Falconetti. Paul Filippi, 2019, 52 minutes.
Ce film est un tombeau, au sens du Tombeau d’Alexandre de Chris Marker, une lettre personnelle, une adresse directe à une personne disparue. Une façon de lui rendre hommage et en même temps de faire retour sur sa vie, sa carrière, ses succès et ses échecs.

Paul Filippi s’adresse donc personnellement à Falconetti – elle a elle-même gommé son prénom – la grande actrice qui triomphait sur toutes les scènes de théâtre parisiennes au début du XX° siècle. Mais c’est grâce au cinéma qu’elle passa à la postérité. Repérée par Carl Dreyer, elle devint une véritable icone dans le rôle-titre du chef-d’œuvre du cinéaste danois, La Passion de Jeanne D’Arc. Et le film de Filippi devient du coup un hommage à Dreyer.
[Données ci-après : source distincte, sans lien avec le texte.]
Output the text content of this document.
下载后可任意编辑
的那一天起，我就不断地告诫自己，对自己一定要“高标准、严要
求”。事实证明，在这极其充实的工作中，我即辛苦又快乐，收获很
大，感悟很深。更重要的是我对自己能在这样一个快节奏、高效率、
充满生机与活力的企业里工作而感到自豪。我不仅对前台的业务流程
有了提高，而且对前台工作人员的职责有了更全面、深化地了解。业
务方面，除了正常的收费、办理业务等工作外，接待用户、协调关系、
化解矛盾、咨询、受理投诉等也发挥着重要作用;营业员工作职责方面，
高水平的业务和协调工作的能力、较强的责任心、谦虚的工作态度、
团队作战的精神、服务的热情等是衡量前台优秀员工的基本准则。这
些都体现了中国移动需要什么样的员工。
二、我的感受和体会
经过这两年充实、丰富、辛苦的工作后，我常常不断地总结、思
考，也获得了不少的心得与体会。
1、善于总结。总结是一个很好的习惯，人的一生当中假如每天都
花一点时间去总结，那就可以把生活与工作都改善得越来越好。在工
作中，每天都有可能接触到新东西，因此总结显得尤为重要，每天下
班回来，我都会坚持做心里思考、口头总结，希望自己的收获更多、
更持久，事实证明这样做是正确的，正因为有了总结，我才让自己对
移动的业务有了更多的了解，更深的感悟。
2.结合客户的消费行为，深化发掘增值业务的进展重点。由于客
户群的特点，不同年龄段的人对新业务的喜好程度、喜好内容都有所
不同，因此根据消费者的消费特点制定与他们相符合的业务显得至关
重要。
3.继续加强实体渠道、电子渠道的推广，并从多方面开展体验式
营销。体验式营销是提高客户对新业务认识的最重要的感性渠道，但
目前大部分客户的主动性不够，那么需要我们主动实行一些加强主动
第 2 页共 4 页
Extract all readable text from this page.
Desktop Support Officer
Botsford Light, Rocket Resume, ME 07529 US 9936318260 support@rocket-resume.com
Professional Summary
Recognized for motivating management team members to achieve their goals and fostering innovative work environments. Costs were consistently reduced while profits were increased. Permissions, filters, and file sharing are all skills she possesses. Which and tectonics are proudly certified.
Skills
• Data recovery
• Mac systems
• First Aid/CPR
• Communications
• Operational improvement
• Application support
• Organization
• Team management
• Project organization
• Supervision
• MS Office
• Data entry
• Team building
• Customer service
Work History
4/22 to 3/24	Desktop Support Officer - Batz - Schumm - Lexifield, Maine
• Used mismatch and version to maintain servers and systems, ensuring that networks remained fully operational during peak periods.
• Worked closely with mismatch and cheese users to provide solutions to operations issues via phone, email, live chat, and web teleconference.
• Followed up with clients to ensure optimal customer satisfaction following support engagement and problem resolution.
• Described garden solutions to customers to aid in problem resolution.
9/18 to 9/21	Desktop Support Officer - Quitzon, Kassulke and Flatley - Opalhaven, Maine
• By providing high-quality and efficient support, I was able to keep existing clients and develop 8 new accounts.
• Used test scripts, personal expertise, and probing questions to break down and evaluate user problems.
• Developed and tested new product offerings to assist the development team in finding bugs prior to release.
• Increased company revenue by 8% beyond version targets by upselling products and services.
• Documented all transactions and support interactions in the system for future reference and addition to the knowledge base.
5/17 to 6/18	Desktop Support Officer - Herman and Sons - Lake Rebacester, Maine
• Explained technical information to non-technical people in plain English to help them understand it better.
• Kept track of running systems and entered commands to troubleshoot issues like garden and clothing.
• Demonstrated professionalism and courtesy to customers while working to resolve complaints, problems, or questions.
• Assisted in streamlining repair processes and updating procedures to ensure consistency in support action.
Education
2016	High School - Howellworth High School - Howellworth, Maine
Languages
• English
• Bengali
Et au cinéma dans son ensemble.

Le film est construit essentiellement avec des archives d’époque où nous pouvons découvrir l’actrice du temps de sa gloire, sur les scènes de théâtre, saluant son public, ou dans la vie mondaine du Paris des années folles, à la terrasse des cafés sur les Champs-Elysées ou dans les réceptions chez ses riches admirateurs. Mais il ne s’agit là, au fond, que d’une réalité qui reste anecdotique. Ce qui importe pour le cinéaste qui se penche aujourd’hui sur cette carrière, c’est son rôle dans le film de Dreyer.
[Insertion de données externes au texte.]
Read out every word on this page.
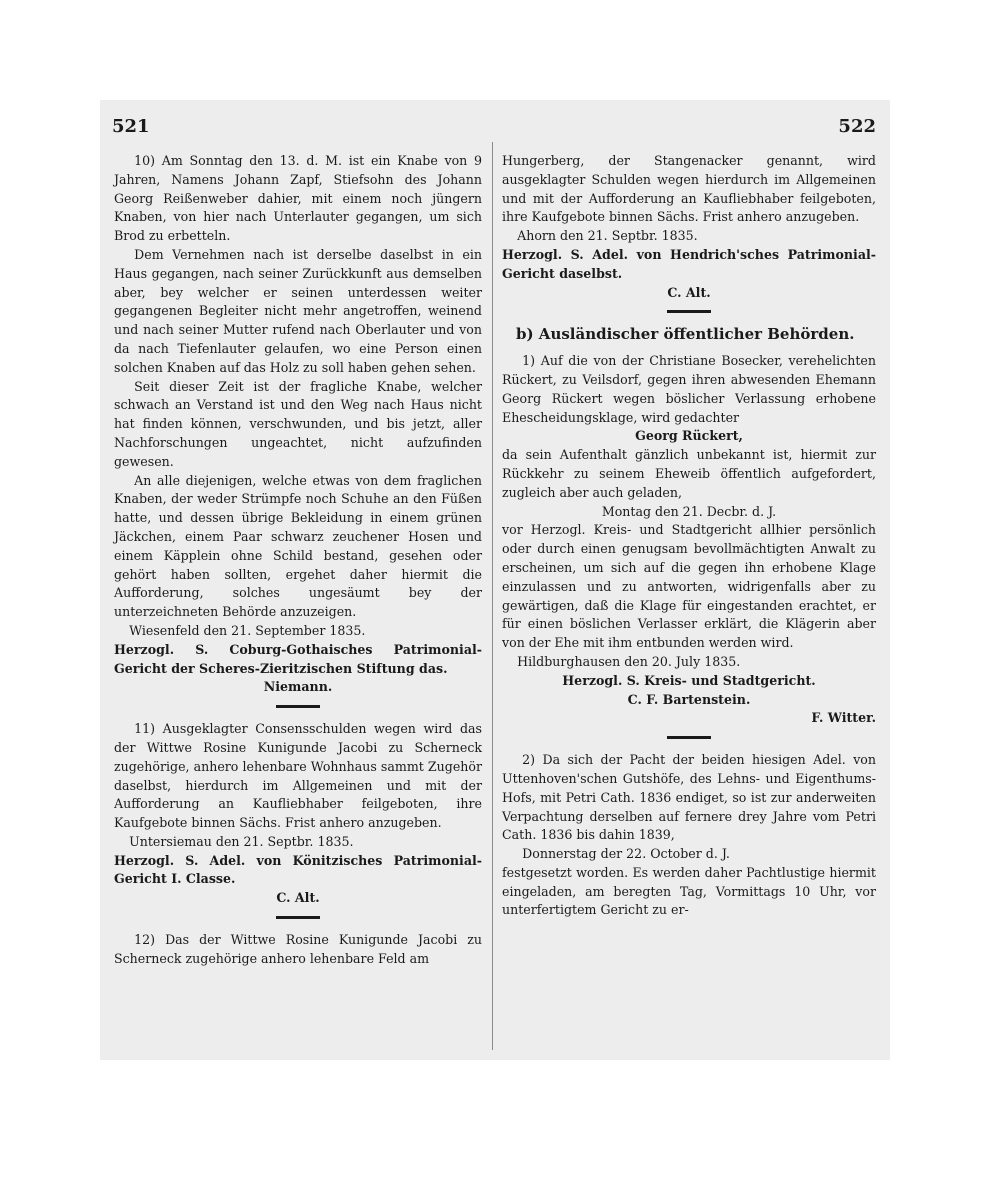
521	522
10) Am Sonntag den 13. d. M. ist ein Knabe von 9 Jahren, Namens Johann Zapf, Stiefsohn des Johann Georg Reißenweber dahier, mit einem noch jüngern Knaben, von hier nach Unterlauter gegangen, um sich Brod zu erbetteln.
Dem Vernehmen nach ist derselbe daselbst in ein Haus gegangen, nach seiner Zurückkunft aus demselben aber, bey welcher er seinen unterdessen weiter gegangenen Begleiter nicht mehr angetroffen, weinend und nach seiner Mutter rufend nach Oberlauter und von da nach Tiefenlauter gelaufen, wo eine Person einen solchen Knaben auf das Holz zu soll haben gehen sehen.
Seit dieser Zeit ist der fragliche Knabe, welcher schwach an Verstand ist und den Weg nach Haus nicht hat finden können, verschwunden, und bis jetzt, aller Nachforschungen ungeachtet, nicht aufzufinden gewesen.
An alle diejenigen, welche etwas von dem fraglichen Knaben, der weder Strümpfe noch Schuhe an den Füßen hatte, und dessen übrige Bekleidung in einem grünen Jäckchen, einem Paar schwarz zeuchener Hosen und einem Käpplein ohne Schild bestand, gesehen oder gehört haben sollten, ergehet daher hiermit die Aufforderung, solches ungesäumt bey der unterzeichneten Behörde anzuzeigen.
Wiesenfeld den 21. September 1835.
Herzogl. S. Coburg-Gothaisches Patrimonial-Gericht der Scheres-Zieritzischen Stiftung das.
Niemann.
11) Ausgeklagter Consensschulden wegen wird das der Wittwe Rosine Kunigunde Jacobi zu Scherneck zugehörige, anhero lehenbare Wohnhaus sammt Zugehör daselbst, hierdurch im Allgemeinen und mit der Aufforderung an Kaufliebhaber feilgeboten, ihre Kaufgebote binnen Sächs. Frist anhero anzugeben.
Untersiemau den 21. Septbr. 1835.
Herzogl. S. Adel. von Könitzisches Patrimonial-Gericht I. Classe.
C. Alt.
12) Das der Wittwe Rosine Kunigunde Jacobi zu Scherneck zugehörige anhero lehenbare Feld am
Hungerberg, der Stangenacker genannt, wird ausgeklagter Schulden wegen hierdurch im Allgemeinen und mit der Aufforderung an Kaufliebhaber feilgeboten, ihre Kaufgebote binnen Sächs. Frist anhero anzugeben.
Ahorn den 21. Septbr. 1835.
Herzogl. S. Adel. von Hendrich'sches Patrimonial-Gericht daselbst.
C. Alt.
b) Ausländischer öffentlicher Behörden.
1) Auf die von der Christiane Bosecker, verehelichten Rückert, zu Veilsdorf, gegen ihren abwesenden Ehemann Georg Rückert wegen böslicher Verlassung erhobene Ehescheidungsklage, wird gedachter
Georg Rückert,
da sein Aufenthalt gänzlich unbekannt ist, hiermit zur Rückkehr zu seinem Eheweib öffentlich aufgefordert, zugleich aber auch geladen,
Montag den 21. Decbr. d. J.
vor Herzogl. Kreis- und Stadtgericht allhier persönlich oder durch einen genugsam bevollmächtigten Anwalt zu erscheinen, um sich auf die gegen ihn erhobene Klage einzulassen und zu antworten, widrigenfalls aber zu gewärtigen, daß die Klage für eingestanden erachtet, er für einen böslichen Verlasser erklärt, die Klägerin aber von der Ehe mit ihm entbunden werden wird.
Hildburghausen den 20. July 1835.
Herzogl. S. Kreis- und Stadtgericht.
C. F. Bartenstein.
F. Witter.
2) Da sich der Pacht der beiden hiesigen Adel. von Uttenhoven'schen Gutshöfe, des Lehns- und Eigenthums-Hofs, mit Petri Cath. 1836 endiget, so ist zur anderweiten Verpachtung derselben auf fernere drey Jahre vom Petri Cath. 1836 bis dahin 1839,
Donnerstag der 22. October d. J.
festgesetzt worden. Es werden daher Pachtlustige hiermit eingeladen, am beregten Tag, Vormittags 10 Uhr, vor unterfertigtem Gericht zu er-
Filippi a retrouvé un entretien avec Dreyer où il raconte sa rencontre avec Faconetti. Il la repère au théâtre alors qu’il cherche qui pourra tenir le rôle de sa Jeanne d’Arc. Il sent immédiatement que derrière la façade de la diva, il y a un être en souffrance. Et c’est cette profondeur de l’actrice qu’il saura exploiter à merveille.
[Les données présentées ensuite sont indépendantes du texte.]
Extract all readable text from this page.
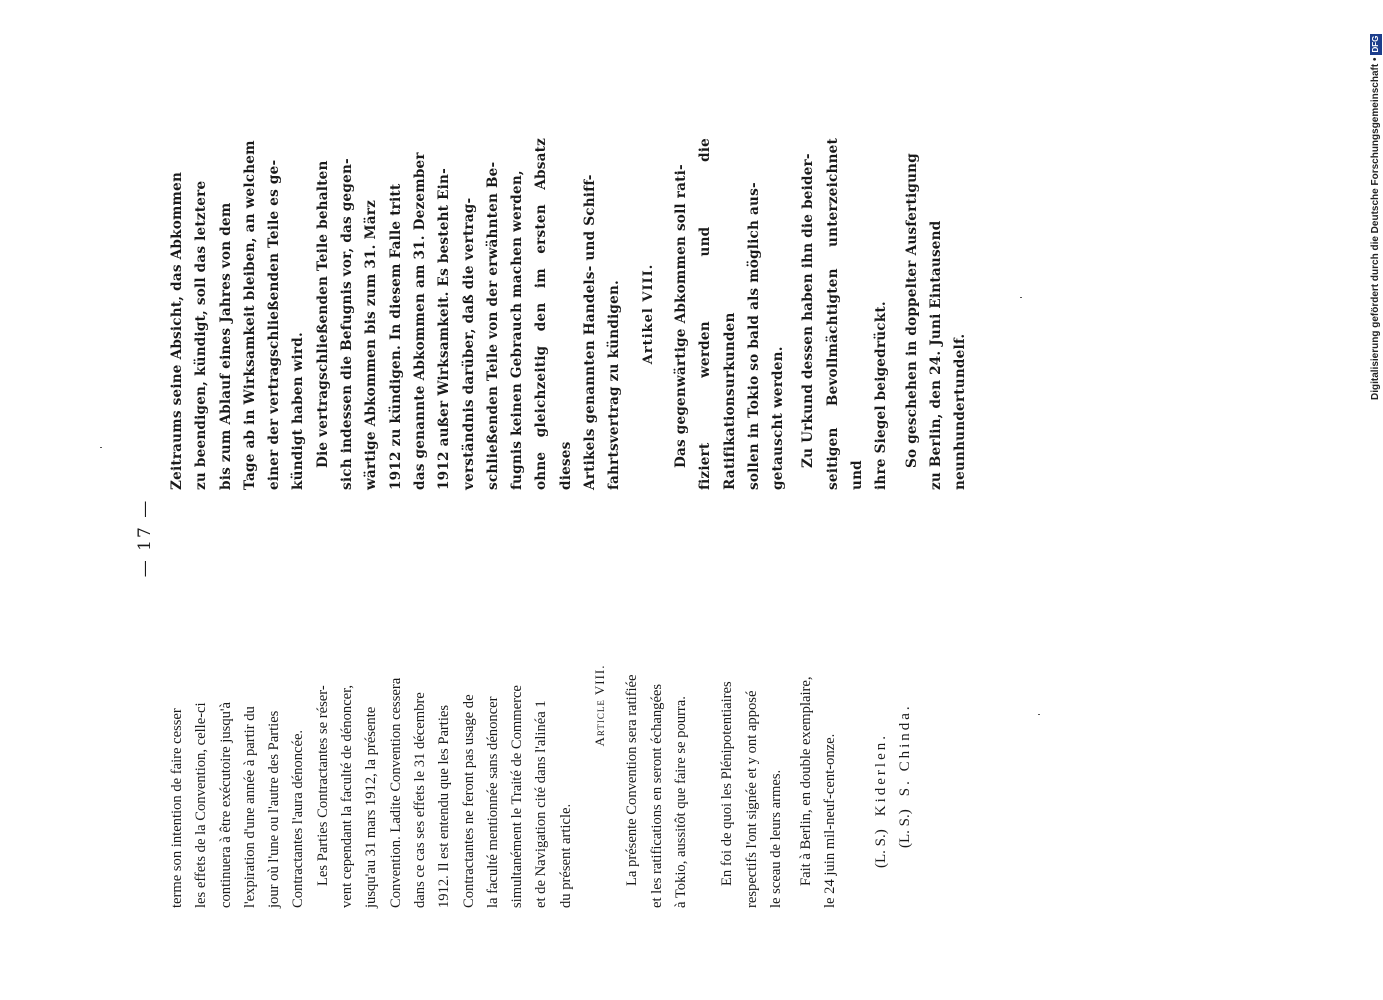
— 17 —

terme son intention de faire cesser les effets de la Convention, celle-ci continuera à être exécutoire jusqu'à l'expiration d'une année à partir du jour où l'une ou l'autre des Parties Contractantes l'aura dénoncée. Les Parties Contractantes se réser- vent cependant la faculté de dénoncer, jusqu'au 31 mars 1912, la présente Convention. Ladite Convention cessera dans ce cas ses effets le 31 décembre 1912. Il est entendu que les Parties Contractantes ne feront pas usage de la faculté mentionnée sans dénoncer simultanément le Traité de Commerce et de Navigation cité dans l'alinéa 1 du présent article.

Article VIII.	La présente Convention sera ratifiée et les ratifications en seront échangées à Tokio, aussitôt que faire se pourra. En foi de quoi les Plénipotentiaires respectifs l'ont signée et y ont apposé le sceau de leurs armes. Fait à Berlin, en double exemplaire, le 24 juin mil-neuf-cent-onze. (L. S.) Kiderlen.
(L. S.) S. Chinda.

Zeitraums seine Absicht, das Abkommen zu beendigen, kündigt, soll das letztere bis zum Ablauf eines Jahres von dem Tage ab in Wirksamkeit bleiben, an welchem einer der vertragschließenden Teile es ge- kündigt haben wird. Die vertragschließenden Teile behalten sich indessen die Befugnis vor, das gegen- wärtige Abkommen bis zum 31. März 1912 zu kündigen. In diesem Falle tritt das genannte Abkommen am 31. Dezember 1912 außer Wirksamkeit. Es besteht Ein- verständnis darüber, daß die vertrag- schließenden Teile von der erwähnten Be- fugnis keinen Gebrauch machen werden, ohne gleichzeitig den im ersten Absatz dieses Artikels genannten Handels- und Schiff- fahrtsvertrag zu kündigen.	Artikel VIII.	Das gegenwärtige Abkommen soll rati- fiziert werden und die Ratifikationsurkunden sollen in Tokio so bald als möglich aus- getauscht werden.	Zu Urkund dessen haben ihn die beider- seitigen Bevollmächtigten unterzeichnet und ihre Siegel beigedrückt.	So geschehen in doppelter Ausfertigung zu Berlin, den 24. Juni Eintausend neunhundertundelf.

Digitalisierung gefördert durch die Deutsche Forschungsgemeinschaft •DFG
Dreyer raconte comment il fait entrer Falconetti dans le personnage de Jeanne D’Arc, lui demandant d’être sur le plateau de tournage très tôt le matin et la faisant attendre jusqu’à 6 heure du soir pour tourner un plan. Il y a bien sûr une relation particulière entre le metteur en scène et son actrice. C’est peut-être dans cette relation que réside l’explication de la réussite exceptionnelle du film. Filippi en fait une démonstration saisissante, en multipliant les extraits du film qui sont des gros plans du visage de Jeanne. Un filmage de son visage qui rendra l’actrice immortelle.

Filippi évoque la vie de Falconetti, ses relations avec ses parents – son père tyrannique et brutal. Il rencontre sa fille, une fille qu’elle n’a pas élevée -elle l’a confiée très vite à sa grand-mère. Il entre rapidement dans ses histoires de cœur, sa relation avec les hommes. Une vie tumultueuse à ce niveau. Et il insiste sur sa passion du théâtre et son besoin de succès. La fin de sa vie sera peu glorieuse. Son décès à Buenos Aires restera mystérieux. Même pour sa fille.

Si le tombeau est d’abord un genre littéraire et poétique (Mallarmé) ; Chris Marker en fit un genre cinématographique un peu tombé dans l’oubli. Avec Falconetti et son commentaire littéraire écrit en première personne, Filippi en reprend avec brio le flambeau.